15 Lines of Python and 1 Shortcut To Get ChatGPT Summaries of Anything

An animated gif shortcut in action

ChatGPT's API is amazing. But it doesn't support uploading images. Or not directly at least.

You CAN base64 encode one though and send that along with your prompt.

So while I am learning about AI/Neural Networks/Deep Learning/etc, ironically, I needed some LLM help to get good searchable notes.

I was just taking screenshots of the videos I was watching and placing them in my Notion notes. But this sucks for a lot of reasons. Mainly I can't search for anything and they can be harder to read than what I can get ChatGPT to generate.

So yes with the App you can go and take a screenshot and open the app and open the file and it's this whole process.
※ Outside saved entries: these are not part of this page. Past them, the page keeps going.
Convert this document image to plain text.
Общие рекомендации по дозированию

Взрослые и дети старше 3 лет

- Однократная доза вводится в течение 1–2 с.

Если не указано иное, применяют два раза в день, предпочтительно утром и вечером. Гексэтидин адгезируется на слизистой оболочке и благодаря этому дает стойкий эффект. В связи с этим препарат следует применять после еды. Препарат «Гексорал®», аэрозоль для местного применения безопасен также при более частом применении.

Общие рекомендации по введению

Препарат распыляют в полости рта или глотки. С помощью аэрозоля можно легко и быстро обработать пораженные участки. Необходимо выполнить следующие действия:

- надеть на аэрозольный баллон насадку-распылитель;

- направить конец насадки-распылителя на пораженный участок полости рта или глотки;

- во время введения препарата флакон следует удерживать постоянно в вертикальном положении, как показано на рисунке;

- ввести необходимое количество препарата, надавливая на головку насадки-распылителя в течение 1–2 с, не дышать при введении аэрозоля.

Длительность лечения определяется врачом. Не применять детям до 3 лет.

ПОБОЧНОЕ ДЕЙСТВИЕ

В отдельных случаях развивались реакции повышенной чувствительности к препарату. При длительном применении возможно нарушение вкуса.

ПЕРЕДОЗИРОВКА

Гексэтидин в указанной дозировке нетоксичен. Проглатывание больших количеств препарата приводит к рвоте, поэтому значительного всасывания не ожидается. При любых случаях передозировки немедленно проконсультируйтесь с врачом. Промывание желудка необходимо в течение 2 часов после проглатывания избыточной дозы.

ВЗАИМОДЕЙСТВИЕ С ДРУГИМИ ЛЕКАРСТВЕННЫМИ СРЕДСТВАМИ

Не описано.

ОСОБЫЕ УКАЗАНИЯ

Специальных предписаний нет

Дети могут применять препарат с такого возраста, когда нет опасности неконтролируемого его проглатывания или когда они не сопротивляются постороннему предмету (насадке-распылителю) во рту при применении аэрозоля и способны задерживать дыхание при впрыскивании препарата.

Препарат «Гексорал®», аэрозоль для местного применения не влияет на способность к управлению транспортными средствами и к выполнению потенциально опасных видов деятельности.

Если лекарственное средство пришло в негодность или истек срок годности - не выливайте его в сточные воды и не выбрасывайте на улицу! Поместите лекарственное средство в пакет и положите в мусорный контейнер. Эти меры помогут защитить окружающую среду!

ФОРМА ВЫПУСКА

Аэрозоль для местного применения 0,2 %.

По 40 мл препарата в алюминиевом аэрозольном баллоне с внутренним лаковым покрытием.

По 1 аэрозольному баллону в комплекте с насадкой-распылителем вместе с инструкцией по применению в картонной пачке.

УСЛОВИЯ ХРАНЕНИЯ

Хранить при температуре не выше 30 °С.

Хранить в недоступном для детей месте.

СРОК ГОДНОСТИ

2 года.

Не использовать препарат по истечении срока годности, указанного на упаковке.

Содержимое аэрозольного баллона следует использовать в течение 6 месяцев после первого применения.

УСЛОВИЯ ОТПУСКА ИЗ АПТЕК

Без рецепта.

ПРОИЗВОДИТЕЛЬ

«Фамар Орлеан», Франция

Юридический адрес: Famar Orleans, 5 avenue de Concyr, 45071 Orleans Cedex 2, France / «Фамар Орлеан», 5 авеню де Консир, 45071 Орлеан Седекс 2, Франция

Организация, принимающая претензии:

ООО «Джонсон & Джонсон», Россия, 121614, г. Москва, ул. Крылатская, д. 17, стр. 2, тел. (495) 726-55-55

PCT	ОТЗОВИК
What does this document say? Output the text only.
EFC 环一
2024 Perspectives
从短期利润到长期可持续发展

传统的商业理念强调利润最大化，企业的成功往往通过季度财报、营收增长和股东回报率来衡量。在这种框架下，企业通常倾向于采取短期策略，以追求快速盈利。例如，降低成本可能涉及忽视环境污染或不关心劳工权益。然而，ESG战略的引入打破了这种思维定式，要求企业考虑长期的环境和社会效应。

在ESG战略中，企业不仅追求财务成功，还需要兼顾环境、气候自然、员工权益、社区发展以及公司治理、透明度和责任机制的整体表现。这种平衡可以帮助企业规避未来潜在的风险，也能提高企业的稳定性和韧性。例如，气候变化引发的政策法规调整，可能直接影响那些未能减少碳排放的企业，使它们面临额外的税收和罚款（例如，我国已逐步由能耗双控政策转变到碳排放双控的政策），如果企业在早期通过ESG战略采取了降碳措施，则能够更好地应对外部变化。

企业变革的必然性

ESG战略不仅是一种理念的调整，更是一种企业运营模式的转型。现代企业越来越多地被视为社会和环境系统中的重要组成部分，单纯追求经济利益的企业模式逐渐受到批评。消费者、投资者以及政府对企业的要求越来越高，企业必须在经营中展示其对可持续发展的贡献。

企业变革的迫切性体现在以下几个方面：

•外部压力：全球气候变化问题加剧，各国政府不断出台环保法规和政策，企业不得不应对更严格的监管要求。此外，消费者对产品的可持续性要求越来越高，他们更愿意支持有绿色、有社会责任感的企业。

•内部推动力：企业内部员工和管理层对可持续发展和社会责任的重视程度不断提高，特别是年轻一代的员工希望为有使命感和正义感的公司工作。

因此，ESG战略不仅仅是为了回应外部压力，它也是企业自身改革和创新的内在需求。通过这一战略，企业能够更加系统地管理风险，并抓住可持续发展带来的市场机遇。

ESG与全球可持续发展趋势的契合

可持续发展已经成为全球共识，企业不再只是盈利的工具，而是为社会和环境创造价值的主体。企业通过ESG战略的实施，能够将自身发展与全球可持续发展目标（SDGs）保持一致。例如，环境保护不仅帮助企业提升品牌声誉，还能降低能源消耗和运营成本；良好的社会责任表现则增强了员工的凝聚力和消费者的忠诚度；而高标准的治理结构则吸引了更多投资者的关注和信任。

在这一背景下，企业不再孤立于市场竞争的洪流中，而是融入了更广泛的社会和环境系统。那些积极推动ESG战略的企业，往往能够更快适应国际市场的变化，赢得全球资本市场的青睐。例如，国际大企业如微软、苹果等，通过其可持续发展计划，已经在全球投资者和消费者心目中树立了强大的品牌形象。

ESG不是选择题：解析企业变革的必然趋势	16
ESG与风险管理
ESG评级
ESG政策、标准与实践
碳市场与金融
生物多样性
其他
But here is a no click, siri request away, automatic screenshot summarizer. You say "Summarize Screen" and select the parts of the screen you want capture and the script will put the ChatGPT summary into your clipboard and let you know when it's done. I should probably remove say with a notification but I'll get to that if it bothers me.

This is quick and dirty. So part 1.

#!/usr/bin/env python3

import requests
import os
import base64
from pathlib import Path
import subprocess


def capture_screenshot(output_file="screenshot.png"):
    subprocess.run(["screencapture", "-s", output_file])
    return output_file

# Define the directory path
screenshots_dir = Path(os.path.expanduser('~/Documents/Screenshots'))

screenshot_file = Path(os.path.join(screenshots_dir, "scrnsht2md.png"))
# print("file: ", screenshot_file)
capture_screenshot(screenshot_file)

b64_img = ""
with open(screenshot_file, 'rb') as image_file:
    b64_img = base64.b64encode(image_file.read()).decode('utf-8')


api_key = os.environ['OPENAI_API_KEY']

question = "Provide a markdown version of of the provided image, no summary is necessary, just try to represent the text in the image with markdown as accurately as possible"

# This line is for providing base line instructions for any answer
RuleInstructions = "You are an assistant that summarizes images and responds in markdown without the three tick marks that signify markdown. Just the inner markdown content"

headers = {
  "Content-Type": "application/json",
  "Authorization": f"Bearer {api_key}"
}

payload = {
  "model": "gpt-4o-mini",
  "messages": [
    {"role": "system", "content": f"{RuleInstructions}."},
    {
      "role": "user",
      "content": [
        {
          "type": "text",
          "text": f"{question}"
        },
        {
          "type": "image_url",
          "image_url": {
            "url": f"data:image/jpeg;base64,{b64_img }",
            "detail": "auto"
          }
        }
      ]
    }
  ]
}

resp = requests.post("https://api.openai.com/v1/chat/completions", headers=headers, json=payload)

response_json = resp.json()

message_content = response_json['choices'][0]['message']['content']

print(message_content)


def copy_to_clipboard(text):
    process = subprocess.Popen(
        'pbcopy', env={'LANG': 'en_US.UTF-8'}, stdin=subprocess.PIPE)
    process.communicate(text.encode('utf-8'))
    process.wait()  # Ensure the pbcopy process has completed
    subprocess.run(['say', 'done'])

copy_to_clipboard(message_content)

Place this in your home folder or preferably your local bin folder. Make it executable with chmod +x.

The shortcut

Which you can get here

I'ts just a one action Shortcut with a shell script action. Default options. Command is:

I have my python script symlinked to $HOME/bin/ssmd

OPENAI_API_KEY="sk-YOURTOKEN" /Users/your-name/bin/ssmd

Change the python script prompt and ask it to add further details or relevant information. Get creative.